The findings of the inquiry resonate with clinical experience (doi:10.1136/bmj-2023-075613).9 Representatives of the bereaved families, however, believe that the inquiry’s recommendations should be stronger on what needs to be done now. And that’s the central issue: as the inquiry moves from module to module and the verdicts are no more generous to policy makers, how will the government react? Another pandemic is a matter of when, not if.

The danger, however, is that this serious examination of pandemic performance revives the bitter divisions that marked scientific and policy discourse during the pandemic. These are wounds that haven’t healed. They reopen each time new evidence emerges, such as a randomised trial finding that wearing a surgical mask in public reduces respiratory symptoms (doi:10.1136/bmj-2023-078918).10 Ironically, people from all sides except the last government will feel vindicated by Hallett’s denouncement of “groupthink.”

Is the scientific community ready and willing to embark on a truth and reconciliation in evidence based medicine?

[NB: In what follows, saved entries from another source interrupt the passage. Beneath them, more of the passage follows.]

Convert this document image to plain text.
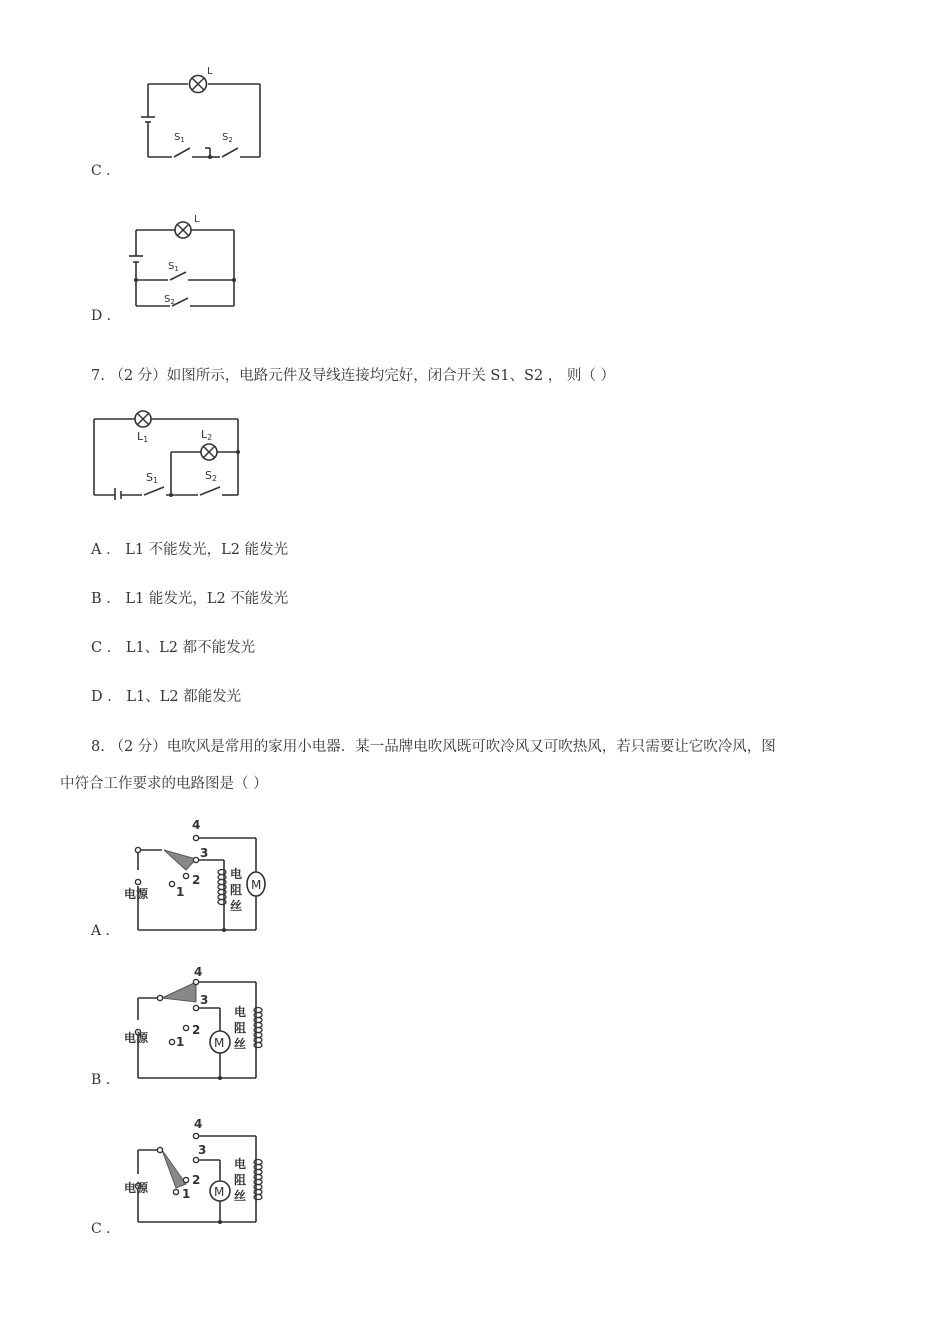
L
$S_1$	$S_2$
C ．
L
$S_1$
$S_2$
D ．
7. （2 分）如图所示，电路元件及导线连接均完好，闭合开关 S1、S2 ， 则（ ）
L1	L2
S1	S2
A ． L1 不能发光，L2 能发光
B ． L1 能发光，L2 不能发光
C ． L1、L2 都不能发光
D ． L1、L2 都能发光
8. （2 分）电吹风是常用的家用小电器．某一品牌电吹风既可吹冷风又可吹热风，若只需要让它吹冷风，图
中符合工作要求的电路图是（ ）
M
4
3
2
1
电源
电
阻
丝
A ．
M
4
3
2
1
电源
电
阻
丝
B ．
M
4
3
2
1
电源
电
阻
丝
C ．
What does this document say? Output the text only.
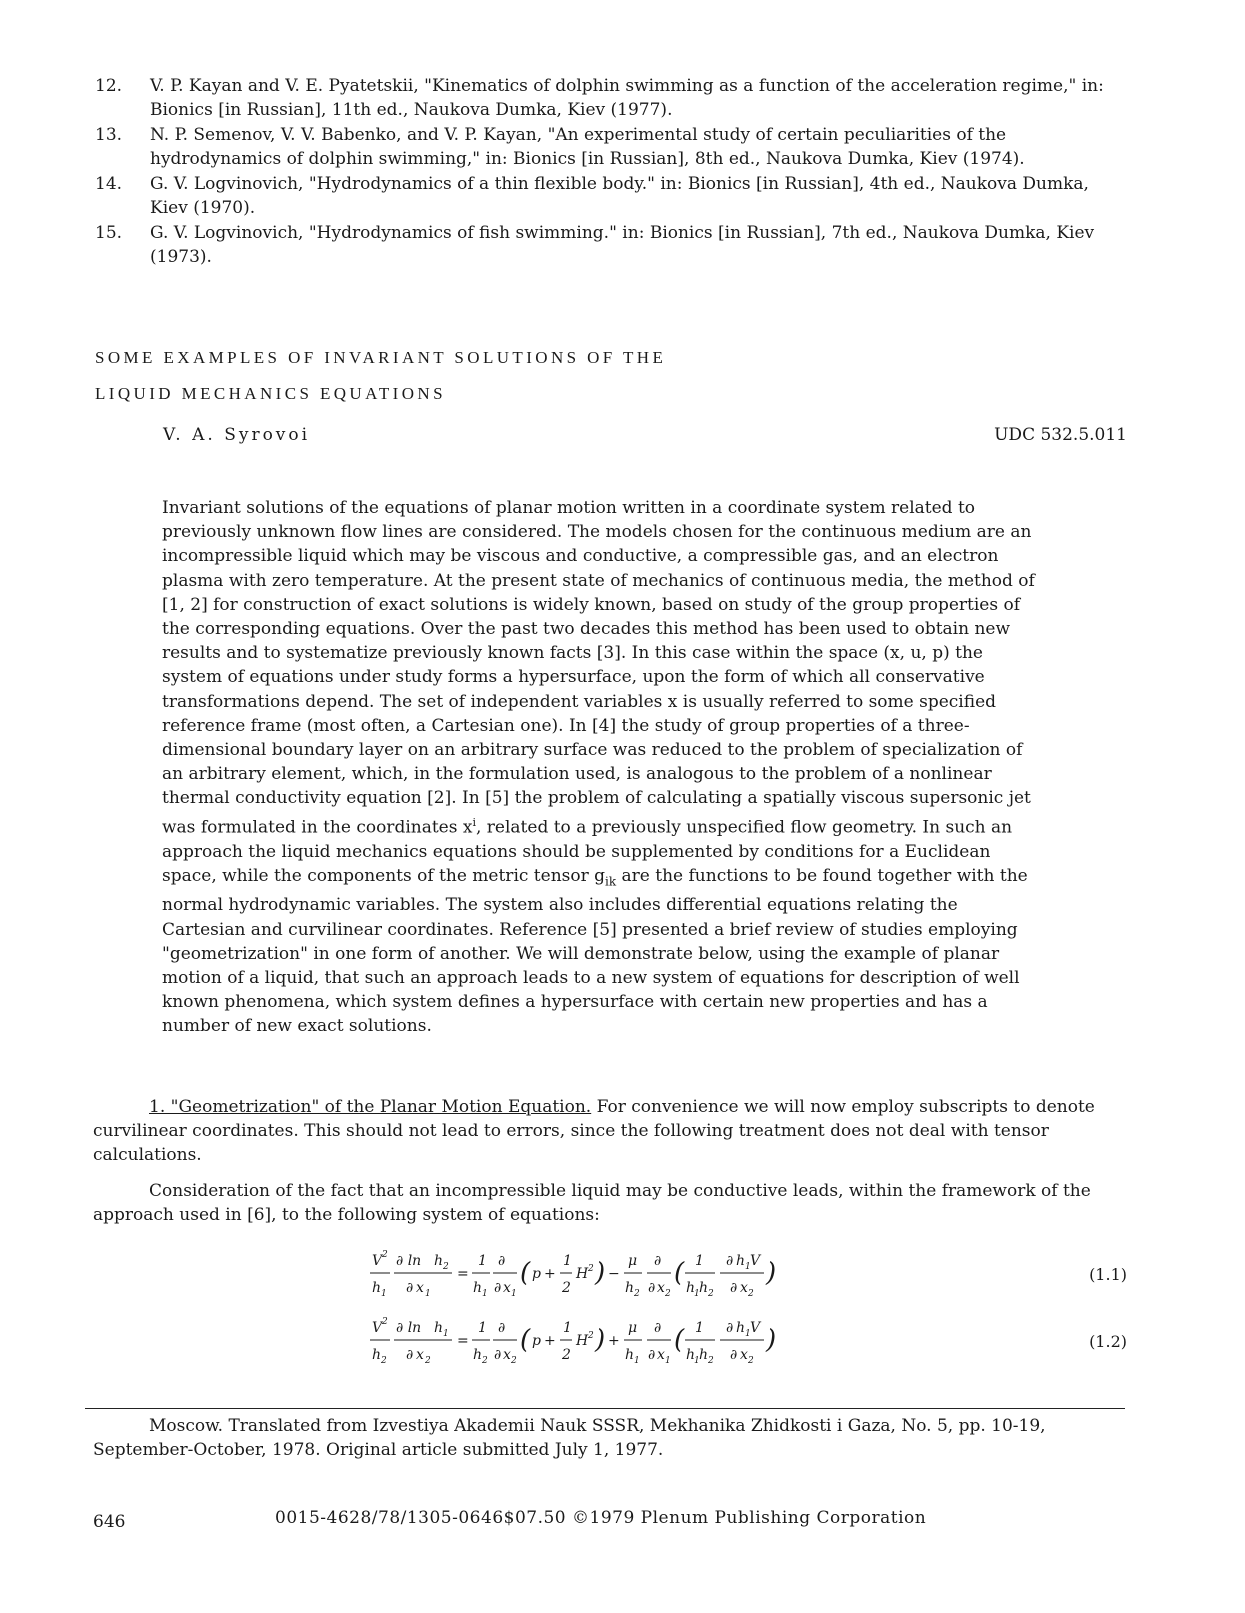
12. V. P. Kayan and V. E. Pyatetskii, "Kinematics of dolphin swimming as a function of the acceleration regime," in: Bionics [in Russian], 11th ed., Naukova Dumka, Kiev (1977).
13. N. P. Semenov, V. V. Babenko, and V. P. Kayan, "An experimental study of certain peculiarities of the hydrodynamics of dolphin swimming," in: Bionics [in Russian], 8th ed., Naukova Dumka, Kiev (1974).
14. G. V. Logvinovich, "Hydrodynamics of a thin flexible body." in: Bionics [in Russian], 4th ed., Naukova Dumka, Kiev (1970).
15. G. V. Logvinovich, "Hydrodynamics of fish swimming." in: Bionics [in Russian], 7th ed., Naukova Dumka, Kiev (1973).
SOME EXAMPLES OF INVARIANT SOLUTIONS OF THE
LIQUID MECHANICS EQUATIONS
V. A. Syrovoi	UDC 532.5.011
Invariant solutions of the equations of planar motion written in a coordinate system related to previously unknown flow lines are considered. The models chosen for the continuous medium are an incompressible liquid which may be viscous and conductive, a compressible gas, and an electron plasma with zero temperature. At the present state of mechanics of continuous media, the method of [1, 2] for construction of exact solutions is widely known, based on study of the group properties of the corresponding equations. Over the past two decades this method has been used to obtain new results and to systematize previously known facts [3]. In this case within the space (x, u, p) the system of equations under study forms a hypersurface, upon the form of which all conservative transformations depend. The set of independent variables x is usually referred to some specified reference frame (most often, a Cartesian one). In [4] the study of group properties of a three-dimensional boundary layer on an arbitrary surface was reduced to the problem of specialization of an arbitrary element, which, in the formulation used, is analogous to the problem of a nonlinear thermal conductivity equation [2]. In [5] the problem of calculating a spatially viscous supersonic jet was formulated in the coordinates $x^i$, related to a previously unspecified flow geometry. In such an approach the liquid mechanics equations should be supplemented by conditions for a Euclidean space, while the components of the metric tensor $g_{ik}$ are the functions to be found together with the normal hydrodynamic variables. The system also includes differential equations relating the Cartesian and curvilinear coordinates. Reference [5] presented a brief review of studies employing "geometrization" in one form of another. We will demonstrate below, using the example of planar motion of a liquid, that such an approach leads to a new system of equations for description of well known phenomena, which system defines a hypersurface with certain new properties and has a number of new exact solutions.
1. "Geometrization" of the Planar Motion Equation. For convenience we will now employ subscripts to denote curvilinear coordinates. This should not lead to errors, since the following treatment does not deal with tensor calculations.
Consideration of the fact that an incompressible liquid may be conductive leads, within the framework of the approach used in [6], to the following system of equations:
V 2
h 1
∂ ln h 2
∂ x 1
=
1
h 1
∂
∂ x 1
( p +
1
2
H 2 ) −
μ
h 2
∂
∂ x 2
( 1
h
1 h 2
∂ h 1 V
∂ x 2
)	(1.1)
V 2
h 2
∂ ln h 1
∂ x 2
=
1
h 2
∂
∂ x 2
( p +
1
2
H 2 ) +
μ
h 1
∂
∂ x 1
( 1
h
1 h 2
∂ h 1 V
∂ x 2
)	(1.2)
Moscow. Translated from Izvestiya Akademii Nauk SSSR, Mekhanika Zhidkosti i Gaza, No. 5, pp. 10-19, September-October, 1978. Original article submitted July 1, 1977.
646	0015-4628/78/1305-0646$07.50 ©1979 Plenum Publishing Corporation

The polarised pandemic debate was damaging. A whole generation now thinks that this is how science works, through unaccountable and untested position statements on social media, podcasts, and YouTube—with only a rare person willing to give an inch. It’s a phenomenon that has become its own pandemic of toxic debate (doi:10.1136/bmj.q1661).11 We need to rediscover the art of debate and re-establish scientific journals as its home, where the discourse is captured in one place and conducted with civility and without tribalism.

Unless scientists, specialists, and policy makers return to a constructive dialogue, the recommendations of the UK’s thorough and serious covid inquiry will be squandered. The polarisation of politicians should not be matched by a polarisation of scientists.